John Jackson, minister of music more than four decades at First Baptist Church in Farmington, Mo., voiced a similar concern.
“In the midst of the milieu of marketing church music, the incessant debate over what style of music should and should not be sung in the church, each coupled with wrangling over which is most important — church growth or discipleship — foundational theology in this very important voice in the church known as ‘singing our faith’ has been given very little attention in comparison,” Jackson said.
“Churches, pastors and church musicians owe it to themselves, their congregations and the lost communities they seek to reach to offer songs that contain sound doctrine and use those songs in contexts that reflect and complement the truth of the gospel.”
Worship songs need to be true to the Bible, theologically appropriate for a particular Christian tradition and true to the personality and background of a specific congregation, said Bob Brooks, dean of the graduate school of ministry and director of the master of arts in worship leadership program at Dallas Baptist University.
“Each congregation has its own musical vocabulary. Our Creator has given each of us creative ability, and each congregation has its own its own unique make-up and way of developing its own musical vocabulary and approach to worship,” he said.
Brooks cited the example of cowboy churches that may use classic hymns or gospel songs presented in a country-western style or young congregations that have grown up with contemporary Christian music.
“We should celebrate the great diversity of the people of God. It doesn’t have to be the same for everyone. God calls you to be the church that you are — not some other church,” he said.

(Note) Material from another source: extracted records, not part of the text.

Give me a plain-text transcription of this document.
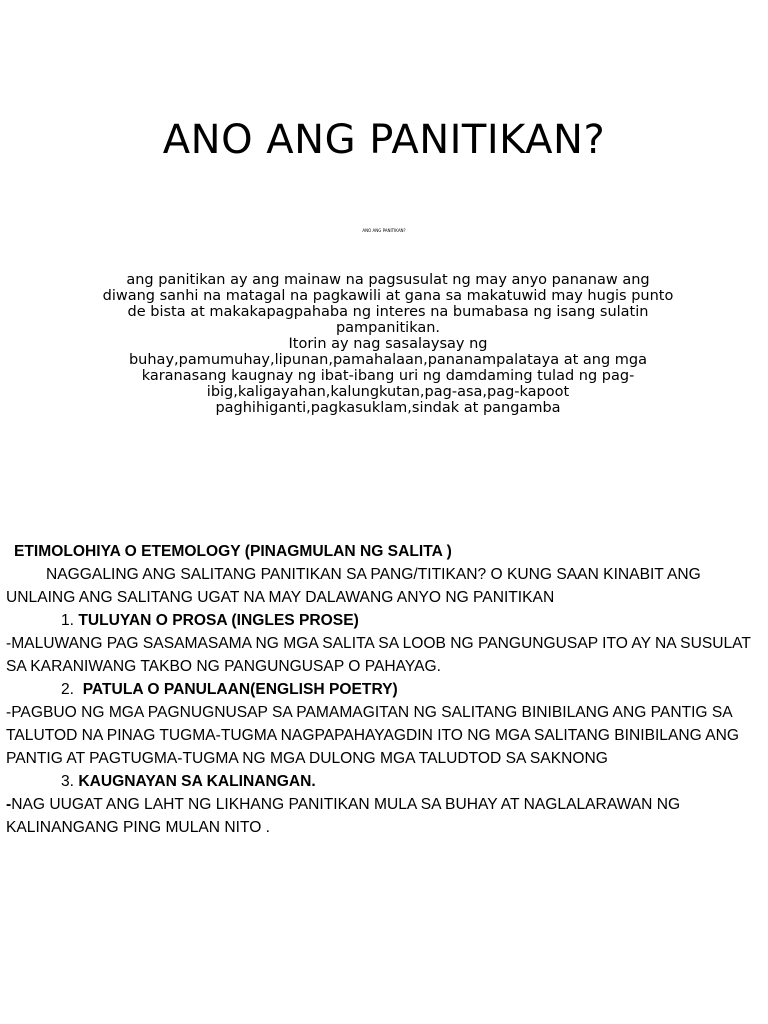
ANO ANG PANITIKAN?
ANO ANG PANITIKAN?

ang panitikan ay ang mainaw na pagsusulat ng may anyo pananaw ang diwang sanhi na matagal na pagkawili at gana sa makatuwid may hugis punto de bista at makakapagpahaba ng interes na bumabasa ng isang sulatin pampanitikan.

Itorin ay nag sasalaysay ng buhay,pamumuhay,lipunan,pamahalaan,pananampalataya at ang mga karanasang kaugnay ng ibat-ibang uri ng damdaming tulad ng pag-ibig,kaligayahan,kalungkutan,pag-asa,pag-kapoot paghihiganti,pagkasuklam,sindak at pangamba

ETIMOLOHIYA O ETEMOLOGY (PINAGMULAN NG SALITA )

NAGGALING ANG SALITANG PANITIKAN SA PANG/TITIKAN? O KUNG SAAN KINABIT ANG UNLAING ANG SALITANG UGAT NA MAY DALAWANG ANYO NG PANITIKAN

1. TULUYAN O PROSA (INGLES PROSE)

-MALUWANG PAG SASAMASAMA NG MGA SALITA SA LOOB NG PANGUNGUSAP ITO AY NA SUSULAT SA KARANIWANG TAKBO NG PANGUNGUSAP O PAHAYAG.

2. PATULA O PANULAAN(ENGLISH POETRY)

-PAGBUO NG MGA PAGNUGNUSAP SA PAMAMAGITAN NG SALITANG BINIBILANG ANG PANTIG SA TALUTOD NA PINAG TUGMA-TUGMA NAGPAPAHAYAGDIN ITO NG MGA SALITANG BINIBILANG ANG PANTIG AT PAGTUGMA-TUGMA NG MGA DULONG MGA TALUDTOD SA SAKNONG

3. KAUGNAYAN SA KALINANGAN.

-NAG UUGAT ANG LAHT NG LIKHANG PANITIKAN MULA SA BUHAY AT NAGLALARAWAN NG KALINANGANG PING MULAN NITO .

Worship leaders always should examine their motives and ask what the choice of music for a particular worship service contributes to a particular congregation at a particular time, York added.
“I am never in favor of manipulation. It’s always a temptation. If you can’t make them cry in three stanzas or make them shout glory in three stanzas, you’re not much of a musician. It’s a great temptation,” he said. “Leadership and manipulation live next door to each other but with an important fence between them. The fence is the question, ‘Why?’”
Music should not be used manipulatively, “setting the hook” to reel in a convert or coerce a commitment, he insisted. It should not be used to take people to a place emotionally where they respond only to emotions. “I’d rather they be invited to a place than be taken there,” York said.